将数据集转换为迭代器,以便在训练过程中进行批量处理。
"""
# 获取样本数量
num_samples = x.shape[0]
# 构建数据索引
indices = list(range(num_samples))
# 打乱数据顺序
random.shuffle(indices)
# 计算总的批次数量,向上取整
num_batches = math.ceil(num_samples / batch_size)

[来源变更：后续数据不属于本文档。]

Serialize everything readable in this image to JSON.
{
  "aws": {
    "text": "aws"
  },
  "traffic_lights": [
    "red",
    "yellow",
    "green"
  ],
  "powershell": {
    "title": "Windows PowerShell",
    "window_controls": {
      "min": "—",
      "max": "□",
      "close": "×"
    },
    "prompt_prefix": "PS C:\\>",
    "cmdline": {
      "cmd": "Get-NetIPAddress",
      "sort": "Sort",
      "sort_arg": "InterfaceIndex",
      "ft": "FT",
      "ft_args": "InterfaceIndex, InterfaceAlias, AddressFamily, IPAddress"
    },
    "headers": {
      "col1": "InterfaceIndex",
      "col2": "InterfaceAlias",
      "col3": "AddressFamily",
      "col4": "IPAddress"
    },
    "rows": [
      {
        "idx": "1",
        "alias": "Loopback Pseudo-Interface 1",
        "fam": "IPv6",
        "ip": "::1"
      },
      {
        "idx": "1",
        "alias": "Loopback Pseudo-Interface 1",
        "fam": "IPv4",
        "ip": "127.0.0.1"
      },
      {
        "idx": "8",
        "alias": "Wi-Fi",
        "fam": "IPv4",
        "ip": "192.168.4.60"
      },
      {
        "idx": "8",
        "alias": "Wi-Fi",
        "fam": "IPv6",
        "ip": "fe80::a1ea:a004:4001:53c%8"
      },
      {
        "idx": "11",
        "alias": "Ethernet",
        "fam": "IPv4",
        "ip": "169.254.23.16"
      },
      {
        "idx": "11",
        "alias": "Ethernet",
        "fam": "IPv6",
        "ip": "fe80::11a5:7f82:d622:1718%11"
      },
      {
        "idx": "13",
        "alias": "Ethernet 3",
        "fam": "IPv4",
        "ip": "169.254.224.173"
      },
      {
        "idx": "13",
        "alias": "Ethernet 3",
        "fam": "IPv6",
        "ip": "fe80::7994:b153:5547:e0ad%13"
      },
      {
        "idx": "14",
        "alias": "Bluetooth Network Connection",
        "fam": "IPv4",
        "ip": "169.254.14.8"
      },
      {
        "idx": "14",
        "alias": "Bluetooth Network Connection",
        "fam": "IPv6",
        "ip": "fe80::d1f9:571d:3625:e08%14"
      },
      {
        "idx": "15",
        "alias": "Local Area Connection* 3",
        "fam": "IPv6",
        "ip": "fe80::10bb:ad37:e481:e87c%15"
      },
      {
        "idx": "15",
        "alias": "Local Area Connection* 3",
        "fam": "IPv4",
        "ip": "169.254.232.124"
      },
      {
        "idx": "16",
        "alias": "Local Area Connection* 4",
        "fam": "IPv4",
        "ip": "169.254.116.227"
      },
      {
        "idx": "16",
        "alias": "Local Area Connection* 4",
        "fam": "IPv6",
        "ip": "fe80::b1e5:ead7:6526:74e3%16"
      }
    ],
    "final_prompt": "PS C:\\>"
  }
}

for i in range(num_batches):
start = i * batch_size
end = min((i + 1) * batch_size, num_samples)
# 数据切片
train_x = x[indices[start:end]]
train_y = y[indices[start:end]]
# 异步响应数据集
yield train_x, train_y
1.2 模型函数
'''
构建模型:权重参数和偏置参数
'''
def linear_regression(x, w, b):
return torch.matmul(x, w) + b
1.3 损失函数
# 构建模型函数:损失函数和优化器
def mean_squared_error(y_pred, y_true):
return torch.mean((y_pred - y_true) ** 2)
1.4 优化器
使用梯度下降对参数进行调整。
# 优化器:SGD
def sgd(w, b, dw, db, learning_rate, batch_size):
w.data -= learning_rate * dw.data / batch_size
b.data -= learning_rate * db.data / batch_size
return w, b1.5 参数初始化
# 初始化参数
def initialize_params(n_features):
# 随机初始化权重w,将偏置初始化为:0
w = torch.randn(n_features, requires_grad=True, dtype=torch.float32)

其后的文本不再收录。